Die Jury
Neben den Redakteuren von VINUM wurden diesmal auch Kolleginnen und Kollegen anderer Medien angefragt und um ihr Votum gebeten. Journalistinnen und Journalisten aus dem In- und Ausland, Weinfachleute im Allgemeinen, Vertreter von Verbänden. Dazu gab es eine Vorschlagsliste mit über 40 Namen und die Möglichkeit, auch eigene Nominierungen anzufügen. Wovon reichlich Gebrauch gemacht wurde. Es wäre kein Problem gewesen, die Ergebnisliste auf 30 oder auch 40 Persönlichkeiten zu vergrössern. Am Ende wurden alle Stimmen ausgezählt und ohne Platzierungen ausgewertet. Die Reihenfolge ist also keine Wertung, sondern Alphabetisch. Auf die Watchlist wurden Namen gesetzt, die von den Jurorinnen und Juroren genannt wurden, die es aber (noch) nicht in die Top 25 geschafft haben. Aber, und das zeigt der Blick auf das Vorjahr, es ist nicht mehr weit. Denn immerhin drei von fünf der letztjährigen «High Hopes» sind in diesem Jahr bei den wichtigsten Persönlichkeiten dabei. Das zeigt doch recht deutlich, dass es in der deutschen Weinszene Bewegung gibt.

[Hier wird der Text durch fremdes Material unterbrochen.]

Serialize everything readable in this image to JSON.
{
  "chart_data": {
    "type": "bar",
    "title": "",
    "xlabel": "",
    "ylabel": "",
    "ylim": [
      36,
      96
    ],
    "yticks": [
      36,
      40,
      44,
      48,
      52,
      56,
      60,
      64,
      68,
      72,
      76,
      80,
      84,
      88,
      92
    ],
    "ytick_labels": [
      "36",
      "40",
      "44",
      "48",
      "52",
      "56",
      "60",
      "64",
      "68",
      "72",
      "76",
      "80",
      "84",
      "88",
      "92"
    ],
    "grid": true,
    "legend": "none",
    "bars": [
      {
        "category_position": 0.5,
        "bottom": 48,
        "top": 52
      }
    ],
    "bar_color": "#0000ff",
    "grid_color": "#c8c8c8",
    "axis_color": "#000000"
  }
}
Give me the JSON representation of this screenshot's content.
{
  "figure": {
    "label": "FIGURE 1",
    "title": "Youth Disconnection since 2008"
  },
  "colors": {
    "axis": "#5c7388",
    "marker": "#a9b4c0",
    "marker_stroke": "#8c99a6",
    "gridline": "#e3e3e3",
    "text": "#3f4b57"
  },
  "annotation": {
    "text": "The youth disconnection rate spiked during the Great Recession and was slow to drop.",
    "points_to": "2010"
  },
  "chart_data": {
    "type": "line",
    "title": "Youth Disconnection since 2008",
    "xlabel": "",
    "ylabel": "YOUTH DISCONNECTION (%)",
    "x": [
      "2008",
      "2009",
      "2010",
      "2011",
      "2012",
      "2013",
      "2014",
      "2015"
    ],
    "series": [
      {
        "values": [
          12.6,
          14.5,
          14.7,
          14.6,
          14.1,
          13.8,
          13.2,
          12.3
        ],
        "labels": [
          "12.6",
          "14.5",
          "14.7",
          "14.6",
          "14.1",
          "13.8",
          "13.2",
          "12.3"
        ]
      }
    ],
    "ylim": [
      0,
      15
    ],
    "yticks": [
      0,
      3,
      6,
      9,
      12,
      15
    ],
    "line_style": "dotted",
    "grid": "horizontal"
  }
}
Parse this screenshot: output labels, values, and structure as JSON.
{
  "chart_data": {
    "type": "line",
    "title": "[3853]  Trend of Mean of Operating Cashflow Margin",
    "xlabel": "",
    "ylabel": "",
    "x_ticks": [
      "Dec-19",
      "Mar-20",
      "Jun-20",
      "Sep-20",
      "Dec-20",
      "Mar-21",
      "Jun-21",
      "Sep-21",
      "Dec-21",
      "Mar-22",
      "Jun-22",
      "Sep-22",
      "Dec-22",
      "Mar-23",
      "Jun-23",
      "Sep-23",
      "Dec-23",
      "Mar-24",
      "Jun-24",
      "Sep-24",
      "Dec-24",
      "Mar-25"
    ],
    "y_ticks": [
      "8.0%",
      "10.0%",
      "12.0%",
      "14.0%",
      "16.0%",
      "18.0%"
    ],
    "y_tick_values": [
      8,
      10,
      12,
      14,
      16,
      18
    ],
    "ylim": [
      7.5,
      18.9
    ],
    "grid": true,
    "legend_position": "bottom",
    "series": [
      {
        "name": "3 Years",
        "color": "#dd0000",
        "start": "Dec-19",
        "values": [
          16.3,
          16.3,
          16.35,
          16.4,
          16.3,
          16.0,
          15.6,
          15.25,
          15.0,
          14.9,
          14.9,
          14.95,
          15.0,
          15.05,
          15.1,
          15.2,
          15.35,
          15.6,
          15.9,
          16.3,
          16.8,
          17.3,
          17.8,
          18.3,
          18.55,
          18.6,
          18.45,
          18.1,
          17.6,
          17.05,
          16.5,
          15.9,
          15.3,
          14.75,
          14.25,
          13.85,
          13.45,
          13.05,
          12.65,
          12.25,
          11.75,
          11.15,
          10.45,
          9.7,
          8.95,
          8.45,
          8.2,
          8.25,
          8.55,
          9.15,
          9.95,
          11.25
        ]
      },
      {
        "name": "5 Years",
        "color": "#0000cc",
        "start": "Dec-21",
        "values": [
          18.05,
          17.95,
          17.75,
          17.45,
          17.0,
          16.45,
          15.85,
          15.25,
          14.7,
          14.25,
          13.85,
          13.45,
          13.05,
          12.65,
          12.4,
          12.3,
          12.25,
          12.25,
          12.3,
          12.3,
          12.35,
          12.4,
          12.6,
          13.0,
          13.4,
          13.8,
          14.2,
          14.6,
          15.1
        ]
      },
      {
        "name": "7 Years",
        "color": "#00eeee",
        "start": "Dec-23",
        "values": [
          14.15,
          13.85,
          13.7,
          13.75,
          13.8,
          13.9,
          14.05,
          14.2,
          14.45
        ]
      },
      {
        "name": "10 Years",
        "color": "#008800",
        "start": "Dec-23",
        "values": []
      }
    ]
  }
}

Nächstes Jahr ist geplant, auch die VINUM Leser am Votum teilhaben zu lassen. So wird sich ein noch klareres Bilde zeigen. Was sich jedoch nicht ändern wird: Journalistinnen und Journalisten sind in der Jury willkommen, können aber nicht selbst gewählt werden. Denn Vetternwirtschaft soll gar nicht erst aufkommen.